«Mon téléphone, c'est ma dernière attache» : pour Patrick, comme pour de nombreux sans-abri, le mobile a pris une place centrale dans le quotidien, au point que les associations cherchent aujourd'hui à rattraper leur retard en la matière.
«Quand tu dois appeler tous les jours le 115 pour trouver un endroit où dormir et qu'il n'y a plus de cabine téléphonique, ou quand tu dois faire des démarches avec Pôle emploi, accessible quasiment uniquement sur internet, le téléphone portable est indispensable», explique celui qui, à 51 ans, en a déjà passé 14 dans la rue.
Son smartphone, il l'a acheté d'occasion pour «une cinquantaine d'euros», lorsqu'il s'est décidé il y a trois ans à «reprendre le chemin de l'insertion», lui qui avait tout quitté pour vivre en autarcie dans la forêt de Fontainebleau après la mort de sa femme.
Pionnière dans l'accompagnement vers le numérique des personnes en situation de précarité, l'association Emmaüs Connect, émanation d'Emmaüs, a distribué depuis sa création en 2013 plus de 10.000 téléphones portables et accompagné près de 30.000 personnes.
Pour son co-fondateur Jean Deydier, le mobile, et notamment le smartphone qui permet de naviguer sur internet, est devenu tout simplement «vital» pour répondre aux besoins immédiats des SDF mais aussi parce que «quand vous êtes à la rue, c'est votre dernière adresse».
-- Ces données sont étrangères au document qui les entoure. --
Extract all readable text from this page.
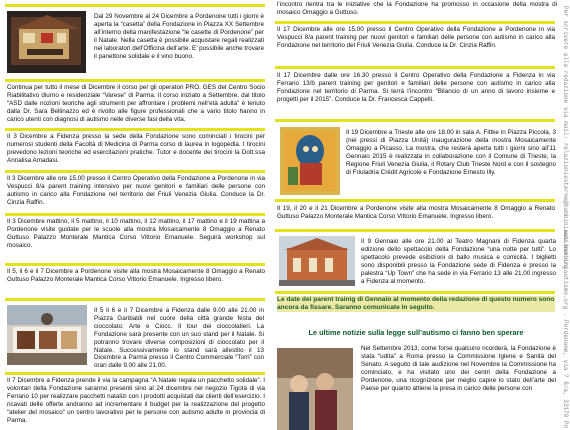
Dal 29 Novembre al 24 Dicembre a Pordenone tutti i giorni è aperta la “casetta” della Fondazione in Piazza XX Settembre all’interno della manifestazione “le casette di Pordenone” per il Natale. Nella casetta è possibile acquistare regali realizzati nei laboratori dell’Officina dell’arte. E’ possibile anche trovare il panettone solidale e il vino buono.
Continua per tutto il mese di Dicembre il corso per gli operatori PRO. GES del Centro Socio Riabilitativo diurno e residenziale “Varese” di Parma. Il corso iniziato a Settembre, dal titolo “ASD dalle nozioni teoriche agli strumenti per affrontare i problemi nell’età adulta” è tenuto dalla Dr. Sara Bellinazzo ed è rivolto alle figure professionali che a vario titolo hanno in carico utenti con diagnosi di autismo nelle diverse fasi della vita.
Il 3 Dicembre a Fidenza presso la sede della Fondazione sono cominciati i tirocini per numerosi studenti della Facoltà di Medicina di Parma corso di laurea in logopedia. I tirocini prevedono lezioni teoriche ed esercitazioni pratiche. Tutor e docente dei tirocini la Dott.ssa Annalisa Amadasi.
Il 3 Dicembre alle ore 15.00 presso il Centro Operativo della Fondazione a Pordenone in via Vespucci 8/a parent training intensivo per nuovi genitori e familiari delle persone con autismo in carico alla Fondazione nel territorio del Friuli Venezia Giulia. Conduce la Dr. Cinzia Raffin.
Il 3 Dicembre mattino, il 5 mattino, il 10 mattino, il 12 mattino, il 17 mattino e il 19 mattina a Pordenone visite guidate per le scuole alla mostra Mosaicamente 8 Omaggio a Renato Guttuso Palazzo Monterale Mantica Corso Vittorio Emanuele. Seguirà workshop sul mosaico.
Il 5, il 6 e il 7 Dicembre a Pordenone visite alla mostra Mosaicamente 8 Omaggio a Renato Guttuso Palazzo Monterale Mantica Corso Vittorio Emanuele. Ingresso libero.
Il 5 il 6 e il 7 Dicembre a Fidenza dalle 9.00 alle 21.00 in Piazza Garibaldi nel cuore della città grande festa del cioccolato: Arte e Ciocc. Il tour dei cioccolatieri. La Fondazione sarà presente con un suo stand per il Natale. Si potranno trovare diverse composizioni di cioccolato per il Natale. Successivamente lo stand sarà allestito il 13 Dicembre a Parma presso il Centro Commerciale “Torri” con orari dalle 9.00 alle 21.00.
Il 7 Dicembre a Fidenza prende il via la campagna “A Natale regala un pacchetto solidale”. I volontari della Fondazione saranno presenti sino al 24 dicembre nel negozio Tigotà di via Ferrario 10 per realizzare pacchetti natalizi con i prodotti acquistati dai clienti dell’esercizio. I ricavati delle offerte andranno ad incrementare il budget per la realizzazione del progetto “atelier del mosaico” un centro lavorativo per le persone con autismo adulte in provincia di Parma.
l’incontro rientra tra le iniziative che la Fondazione ha promosso in occasione della mostra di mosaico Omaggio a Guttuso.
Il 17 Dicembre alle ore 15.00 presso il Centro Operativo della Fondazione a Pordenone in via Vespucci 8/a parent training per nuovi genitori e familiari delle persone con autismo in carico alla Fondazione nel territorio del Friuli Venezia Giulia. Conduce la Dr. Cinzia Raffin.
Il 17 Dicembre dalle ore 16.30 presso il Centro Operativo della Fondazione a Fidenza in via Ferrario 13/b parent training per genitori e familiari delle persone con autismo in carico alla Fondazione nel territorio di Parma. Si terrà l’incontro “Bilancio di un anno di lavoro insieme e progetti per il 2015”. Conduce la Dr. Francesca Cappelli.
Il 19 Dicembre a Trieste alle ore 18.00 in sala A. Fittke in Piazza Piccola, 3 (nei pressi di Piazza Unità) inaugurazione della mostra Mosaicamente Omaggio a Picasso. La mostra, che resterà aperta tutti i giorni sino all’11 Gennaio 2015 è realizzata in collaborazione con il Comune di Trieste, la Regione Friuli Venezia Giulia, il Rotary Club Trieste Nord e con il sostegno di Friuladria Crédit Agricole e Fondazione Ernesto Illy.
Il 19, il 20 e il 21 Dicembre a Pordenone visite alla mostra Mosaicamente 8 Omaggio a Renato Guttuso Palazzo Monterale Mantica Corso Vittorio Emanuele. Ingresso libero.
Il 9 Gennaio alle ore 21.00 al Teatro Magnani di Fidenza quarta edizione dello spettacolo della Fondazione “una notte per tutti”. Lo spettacolo prevede esibizioni di ballo musica e comicità. I biglietti sono disponibili presso la Fondazione sede di Fidenza e presso la palestra “Up Town” che ha sede in via Ferrario 13 alle 21.00 ingresso a Fidenza al momento.
Le date dei parent trainig di Gennaio al momento della redazione di questo numero sono ancora da fissare. Saranno comunicate in seguito.
Le ultime notizie sulla legge sull’autismo ci fanno ben sperare
Nel Settembre 2013, come forse qualcuno ricorderà, la Fondazione è stata “udita” a Roma presso la Commissione Igiene e Sanità del Senato. A seguito di tale audizione nel Novembre la Commissione ha cominciato, e ha visitato uno dei centri della Fondazione a Pordenone, una ricognizione per meglio capire lo stato dell’arte del Paese per quanto attiene la presa in carico delle persone con
Per scrivere alla redazione via mail: relazioniesterne@bambiniautismo.org
www.bambiniautismo.org - Pordenone, via ? 8/a, 33170 Pn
«C'est un vrai outil de lien social, de liberté», insiste Christophe Louis, directeur de l'association Les Enfants du Canal. «Cela leur permet d'être raccordé au monde, de ne plus être totalement à l'écart de la société, et pour nous, c'est aussi plus facile de les joindre pour le suivi», indique-t-il à l'AFP.
Toutefois, reconnaît M. Deydier, «nous nous sommes rendus compte qu'investir dans de tels outils représentait une part importante de leur budget».
Pour faire baisser les coûts, Emmaüs Connect a noué des partenariats avec des entreprises pour racheter et reformater des smartphones usagés ou encore avec l'opérateur SFR qui lui fournit des cartes SIM que l'association alimente ensuite en recharges prépayées et revend quelques euros.
«Droit au rechargement»
Si, aujourd'hui, les associations s'accordent sur le caractère indispensable du téléphone portable, il n'en a, cependant, pas toujours été ainsi.
Jusqu'en 2015-2016, «beaucoup ne comprenaient pas qu'on investisse dans des téléphones portables quand, selon eux, l'urgence était dans la nourriture ou l'hébergement», raconte M. Deydier.
S'il reconnaît «une prise de conscience» du monde associatif sur le sujet, il estime qu'il reste de «nombreux obstacles». Formation des travailleurs sociaux (pas toujours en pointe sur le numérique), présence de branchements dans les centres d'urgence ou encore don de smartphones aux sans-abri : des progrès restent à faire.
«La problématique du rechargement n'est pas encore tout à fait pensée par les associations. Tous les lieux de mise à l'abri ne disposent pas de branchement pour charger son téléphone. Or, passé 24 heures, il faut qu'ils puissent recharger leur téléphone», souligne Christophe Louis, qui plaide pour «un droit au rechargement».
Cette «galère», Moussa, 35 ans, dont le quotidien se résume à passer d'un centre d'hébergement à un autre, la connaît bien : «Parfois je vais chez des commerçants de quartier mais certains refusent que l'on se branche. Sinon il y a la possibilité de le faire aux arrêts de bus, mais là encore c'est compliqué».
L'association Aurore, qui gère des structures d'hébergement d'urgence en Ile-de-France et dans cinq autres régions, a compris ce besoin et a installé des branchements dans chacun de ces centres.
Mais les demandes ne s'arrêtent pas là, pointe Johanne Rosier, directrice d'un centre d'hébergement d'Aurore, qui rapporte «que le wifi est dorénavant très demandé dans ces structures». «Il y a 10 ans de telles demandes n'existaient pas».